Smith, who has three children, promised to pay them back with the money she was allegedly expecting from being a victim of crime payout of more than $1 million, the ABC reports. She claimed she would be compensated for the psychological issues she had suffered from being a witness to an armed robbery. She also said her bank account had been hacked and her accounts frozen pending the outcome of an investigation by the Australian Securities and Investments Commission.

Her victims include three of her childhood friends and her stepmother-in-law, Michelle Ingley-Smith, who were each conned out of between $12,000 and $100,000.

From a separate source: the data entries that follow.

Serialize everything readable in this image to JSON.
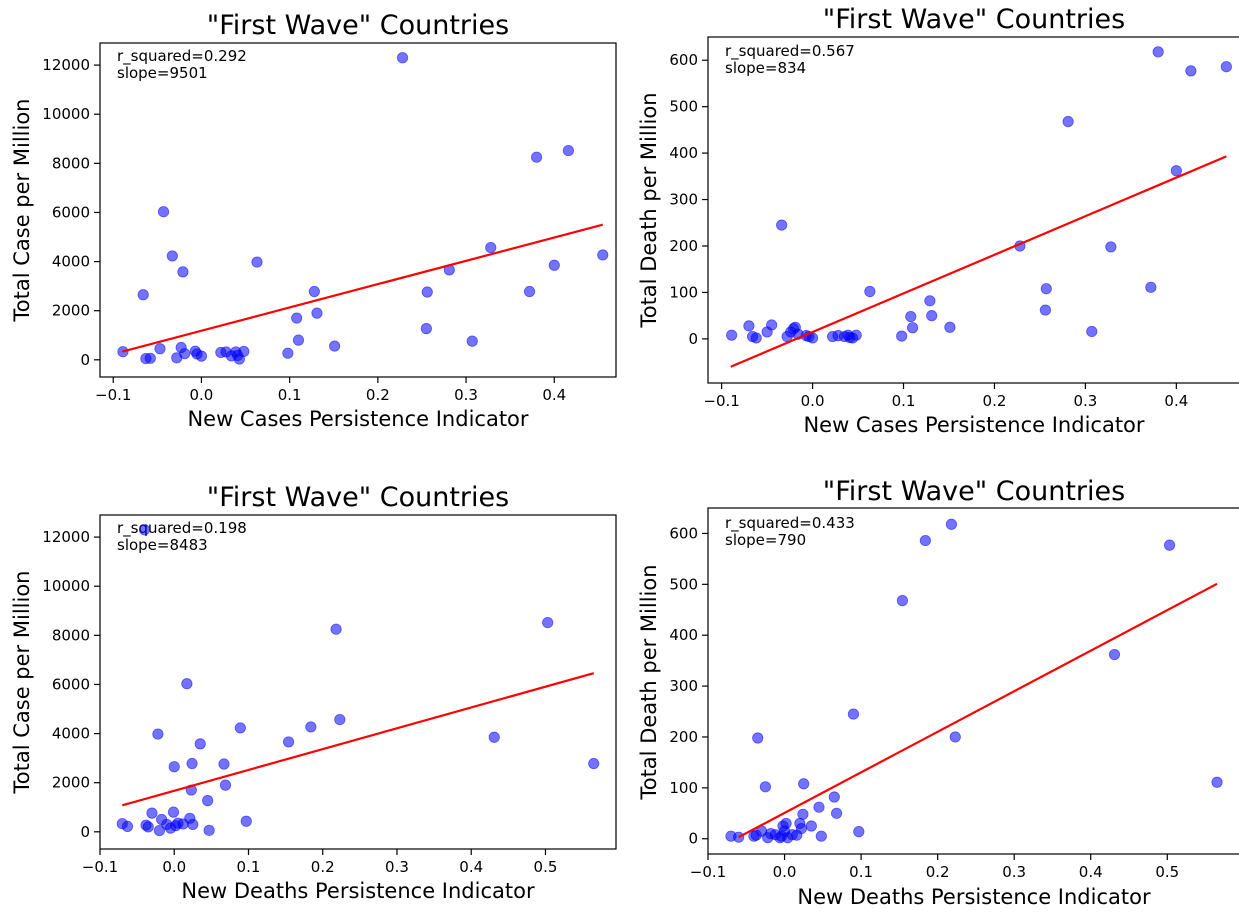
{
  "figure": {
    "background": "#ffffff"
  },
  "style": {
    "point_color": "#0000ff",
    "point_opacity": 0.55,
    "fit_color": "#ff0000"
  },
  "chart_data": [
    {
      "type": "scatter",
      "title": "\"First Wave\" Countries",
      "xlabel": "New Cases Persistence Indicator",
      "ylabel": "Total Case per Million",
      "xlim": [
        -0.115,
        0.47
      ],
      "ylim": [
        -700,
        12900
      ],
      "xticks": [
        -0.1,
        0.0,
        0.1,
        0.2,
        0.3,
        0.4
      ],
      "xtick_labels": [
        "−0.1",
        "0.0",
        "0.1",
        "0.2",
        "0.3",
        "0.4"
      ],
      "yticks": [
        0,
        2000,
        4000,
        6000,
        8000,
        10000,
        12000
      ],
      "ytick_labels": [
        "0",
        "2000",
        "4000",
        "6000",
        "8000",
        "10000",
        "12000"
      ],
      "annotation": [
        "r_squared=0.292",
        "slope=9501"
      ],
      "fit_line": {
        "x": [
          -0.09,
          0.455
        ],
        "y": [
          330,
          5500
        ]
      },
      "points": [
        {
          "x": -0.089,
          "y": 330
        },
        {
          "x": -0.066,
          "y": 2650
        },
        {
          "x": -0.063,
          "y": 50
        },
        {
          "x": -0.058,
          "y": 60
        },
        {
          "x": -0.047,
          "y": 450
        },
        {
          "x": -0.043,
          "y": 6030
        },
        {
          "x": -0.033,
          "y": 4230
        },
        {
          "x": -0.028,
          "y": 80
        },
        {
          "x": -0.023,
          "y": 500
        },
        {
          "x": -0.021,
          "y": 3580
        },
        {
          "x": -0.019,
          "y": 250
        },
        {
          "x": -0.007,
          "y": 350
        },
        {
          "x": -0.005,
          "y": 240
        },
        {
          "x": 0.0,
          "y": 150
        },
        {
          "x": 0.022,
          "y": 300
        },
        {
          "x": 0.028,
          "y": 320
        },
        {
          "x": 0.034,
          "y": 160
        },
        {
          "x": 0.039,
          "y": 320
        },
        {
          "x": 0.041,
          "y": 180
        },
        {
          "x": 0.043,
          "y": 30
        },
        {
          "x": 0.048,
          "y": 340
        },
        {
          "x": 0.063,
          "y": 3980
        },
        {
          "x": 0.098,
          "y": 270
        },
        {
          "x": 0.108,
          "y": 1700
        },
        {
          "x": 0.11,
          "y": 800
        },
        {
          "x": 0.128,
          "y": 2780
        },
        {
          "x": 0.131,
          "y": 1900
        },
        {
          "x": 0.151,
          "y": 560
        },
        {
          "x": 0.228,
          "y": 12300
        },
        {
          "x": 0.255,
          "y": 1270
        },
        {
          "x": 0.256,
          "y": 2760
        },
        {
          "x": 0.281,
          "y": 3660
        },
        {
          "x": 0.307,
          "y": 760
        },
        {
          "x": 0.328,
          "y": 4570
        },
        {
          "x": 0.372,
          "y": 2780
        },
        {
          "x": 0.38,
          "y": 8250
        },
        {
          "x": 0.4,
          "y": 3850
        },
        {
          "x": 0.416,
          "y": 8520
        },
        {
          "x": 0.455,
          "y": 4270
        }
      ]
    },
    {
      "type": "scatter",
      "title": "\"First Wave\" Countries",
      "xlabel": "New Cases Persistence Indicator",
      "ylabel": "Total Death per Million",
      "xlim": [
        -0.115,
        0.47
      ],
      "ylim": [
        -95,
        650
      ],
      "xticks": [
        -0.1,
        0.0,
        0.1,
        0.2,
        0.3,
        0.4
      ],
      "xtick_labels": [
        "−0.1",
        "0.0",
        "0.1",
        "0.2",
        "0.3",
        "0.4"
      ],
      "yticks": [
        0,
        100,
        200,
        300,
        400,
        500,
        600
      ],
      "ytick_labels": [
        "0",
        "100",
        "200",
        "300",
        "400",
        "500",
        "600"
      ],
      "annotation": [
        "r_squared=0.567",
        "slope=834"
      ],
      "fit_line": {
        "x": [
          -0.09,
          0.455
        ],
        "y": [
          -60,
          393
        ]
      },
      "points": [
        {
          "x": -0.089,
          "y": 8
        },
        {
          "x": -0.07,
          "y": 28
        },
        {
          "x": -0.066,
          "y": 5
        },
        {
          "x": -0.062,
          "y": 2
        },
        {
          "x": -0.05,
          "y": 15
        },
        {
          "x": -0.045,
          "y": 30
        },
        {
          "x": -0.034,
          "y": 245
        },
        {
          "x": -0.028,
          "y": 5
        },
        {
          "x": -0.024,
          "y": 15
        },
        {
          "x": -0.021,
          "y": 22
        },
        {
          "x": -0.019,
          "y": 25
        },
        {
          "x": -0.016,
          "y": 10
        },
        {
          "x": -0.007,
          "y": 7
        },
        {
          "x": -0.004,
          "y": 5
        },
        {
          "x": 0.0,
          "y": 2
        },
        {
          "x": 0.022,
          "y": 5
        },
        {
          "x": 0.028,
          "y": 7
        },
        {
          "x": 0.035,
          "y": 5
        },
        {
          "x": 0.039,
          "y": 8
        },
        {
          "x": 0.041,
          "y": 3
        },
        {
          "x": 0.044,
          "y": 2
        },
        {
          "x": 0.048,
          "y": 8
        },
        {
          "x": 0.063,
          "y": 102
        },
        {
          "x": 0.098,
          "y": 6
        },
        {
          "x": 0.108,
          "y": 48
        },
        {
          "x": 0.11,
          "y": 24
        },
        {
          "x": 0.129,
          "y": 82
        },
        {
          "x": 0.131,
          "y": 50
        },
        {
          "x": 0.151,
          "y": 25
        },
        {
          "x": 0.228,
          "y": 200
        },
        {
          "x": 0.256,
          "y": 62
        },
        {
          "x": 0.257,
          "y": 108
        },
        {
          "x": 0.281,
          "y": 468
        },
        {
          "x": 0.307,
          "y": 16
        },
        {
          "x": 0.328,
          "y": 198
        },
        {
          "x": 0.372,
          "y": 111
        },
        {
          "x": 0.38,
          "y": 618
        },
        {
          "x": 0.4,
          "y": 362
        },
        {
          "x": 0.416,
          "y": 577
        },
        {
          "x": 0.455,
          "y": 586
        }
      ]
    },
    {
      "type": "scatter",
      "title": "\"First Wave\" Countries",
      "xlabel": "New Deaths Persistence Indicator",
      "ylabel": "Total Case per Million",
      "xlim": [
        -0.1,
        0.595
      ],
      "ylim": [
        -700,
        12900
      ],
      "xticks": [
        -0.1,
        0.0,
        0.1,
        0.2,
        0.3,
        0.4,
        0.5
      ],
      "xtick_labels": [
        "−0.1",
        "0.0",
        "0.1",
        "0.2",
        "0.3",
        "0.4",
        "0.5"
      ],
      "yticks": [
        0,
        2000,
        4000,
        6000,
        8000,
        10000,
        12000
      ],
      "ytick_labels": [
        "0",
        "2000",
        "4000",
        "6000",
        "8000",
        "10000",
        "12000"
      ],
      "annotation": [
        "r_squared=0.198",
        "slope=8483"
      ],
      "fit_line": {
        "x": [
          -0.07,
          0.565
        ],
        "y": [
          1080,
          6460
        ]
      },
      "points": [
        {
          "x": -0.07,
          "y": 330
        },
        {
          "x": -0.063,
          "y": 220
        },
        {
          "x": -0.04,
          "y": 12300
        },
        {
          "x": -0.038,
          "y": 270
        },
        {
          "x": -0.035,
          "y": 200
        },
        {
          "x": -0.03,
          "y": 760
        },
        {
          "x": -0.022,
          "y": 3980
        },
        {
          "x": -0.02,
          "y": 50
        },
        {
          "x": -0.017,
          "y": 500
        },
        {
          "x": -0.01,
          "y": 300
        },
        {
          "x": -0.005,
          "y": 150
        },
        {
          "x": -0.001,
          "y": 800
        },
        {
          "x": 0.0,
          "y": 2650
        },
        {
          "x": 0.002,
          "y": 250
        },
        {
          "x": 0.005,
          "y": 350
        },
        {
          "x": 0.012,
          "y": 320
        },
        {
          "x": 0.017,
          "y": 6030
        },
        {
          "x": 0.021,
          "y": 550
        },
        {
          "x": 0.023,
          "y": 1700
        },
        {
          "x": 0.024,
          "y": 2780
        },
        {
          "x": 0.025,
          "y": 300
        },
        {
          "x": 0.035,
          "y": 3580
        },
        {
          "x": 0.045,
          "y": 1270
        },
        {
          "x": 0.047,
          "y": 60
        },
        {
          "x": 0.067,
          "y": 2760
        },
        {
          "x": 0.069,
          "y": 1900
        },
        {
          "x": 0.089,
          "y": 4230
        },
        {
          "x": 0.097,
          "y": 430
        },
        {
          "x": 0.154,
          "y": 3660
        },
        {
          "x": 0.184,
          "y": 4270
        },
        {
          "x": 0.218,
          "y": 8250
        },
        {
          "x": 0.223,
          "y": 4570
        },
        {
          "x": 0.431,
          "y": 3850
        },
        {
          "x": 0.503,
          "y": 8520
        },
        {
          "x": 0.565,
          "y": 2780
        }
      ]
    },
    {
      "type": "scatter",
      "title": "\"First Wave\" Countries",
      "xlabel": "New Deaths Persistence Indicator",
      "ylabel": "Total Death per Million",
      "xlim": [
        -0.1,
        0.595
      ],
      "ylim": [
        -30,
        650
      ],
      "xticks": [
        -0.1,
        0.0,
        0.1,
        0.2,
        0.3,
        0.4,
        0.5
      ],
      "xtick_labels": [
        "−0.1",
        "0.0",
        "0.1",
        "0.2",
        "0.3",
        "0.4",
        "0.5"
      ],
      "yticks": [
        0,
        100,
        200,
        300,
        400,
        500,
        600
      ],
      "ytick_labels": [
        "0",
        "100",
        "200",
        "300",
        "400",
        "500",
        "600"
      ],
      "annotation": [
        "r_squared=0.433",
        "slope=790"
      ],
      "fit_line": {
        "x": [
          -0.06,
          0.565
        ],
        "y": [
          3,
          501
        ]
      },
      "points": [
        {
          "x": -0.07,
          "y": 5
        },
        {
          "x": -0.06,
          "y": 3
        },
        {
          "x": -0.04,
          "y": 5
        },
        {
          "x": -0.037,
          "y": 7
        },
        {
          "x": -0.035,
          "y": 198
        },
        {
          "x": -0.03,
          "y": 15
        },
        {
          "x": -0.025,
          "y": 102
        },
        {
          "x": -0.022,
          "y": 2
        },
        {
          "x": -0.018,
          "y": 10
        },
        {
          "x": -0.012,
          "y": 8
        },
        {
          "x": -0.006,
          "y": 2
        },
        {
          "x": -0.004,
          "y": 5
        },
        {
          "x": -0.002,
          "y": 25
        },
        {
          "x": 0.0,
          "y": 15
        },
        {
          "x": 0.002,
          "y": 30
        },
        {
          "x": 0.004,
          "y": 2
        },
        {
          "x": 0.01,
          "y": 8
        },
        {
          "x": 0.016,
          "y": 7
        },
        {
          "x": 0.02,
          "y": 30
        },
        {
          "x": 0.022,
          "y": 20
        },
        {
          "x": 0.024,
          "y": 48
        },
        {
          "x": 0.025,
          "y": 108
        },
        {
          "x": 0.035,
          "y": 25
        },
        {
          "x": 0.045,
          "y": 62
        },
        {
          "x": 0.048,
          "y": 5
        },
        {
          "x": 0.065,
          "y": 82
        },
        {
          "x": 0.068,
          "y": 50
        },
        {
          "x": 0.09,
          "y": 245
        },
        {
          "x": 0.097,
          "y": 14
        },
        {
          "x": 0.154,
          "y": 468
        },
        {
          "x": 0.184,
          "y": 586
        },
        {
          "x": 0.218,
          "y": 618
        },
        {
          "x": 0.223,
          "y": 200
        },
        {
          "x": 0.431,
          "y": 362
        },
        {
          "x": 0.503,
          "y": 577
        },
        {
          "x": 0.565,
          "y": 111
        }
      ]
    }
  ]
}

Smith read a letter of apology to the court and addressed her victims before she was sentenced. However, Chief Judge Michael Evans said he did not believe that Smith, who previously pleaded not guilty before agreeing to a plea bargain, was genuinely remorseful. He said the lateness of her guilty plea and her lack of any prior apology, as well as any explanation to what she had done with the money, meant that she was not truly repentant.

“Her actions were evil, as far as we’re concerned,” Ingley-Smith told reporters outside the court. She said her stepson’s relationship with his father had become strained due to Smith’s doing.

“As a family, this doesn’t end for us. We still have relationships that still need repairing.”

Smith has never explained what she had done with the money she conned out of her loved ones.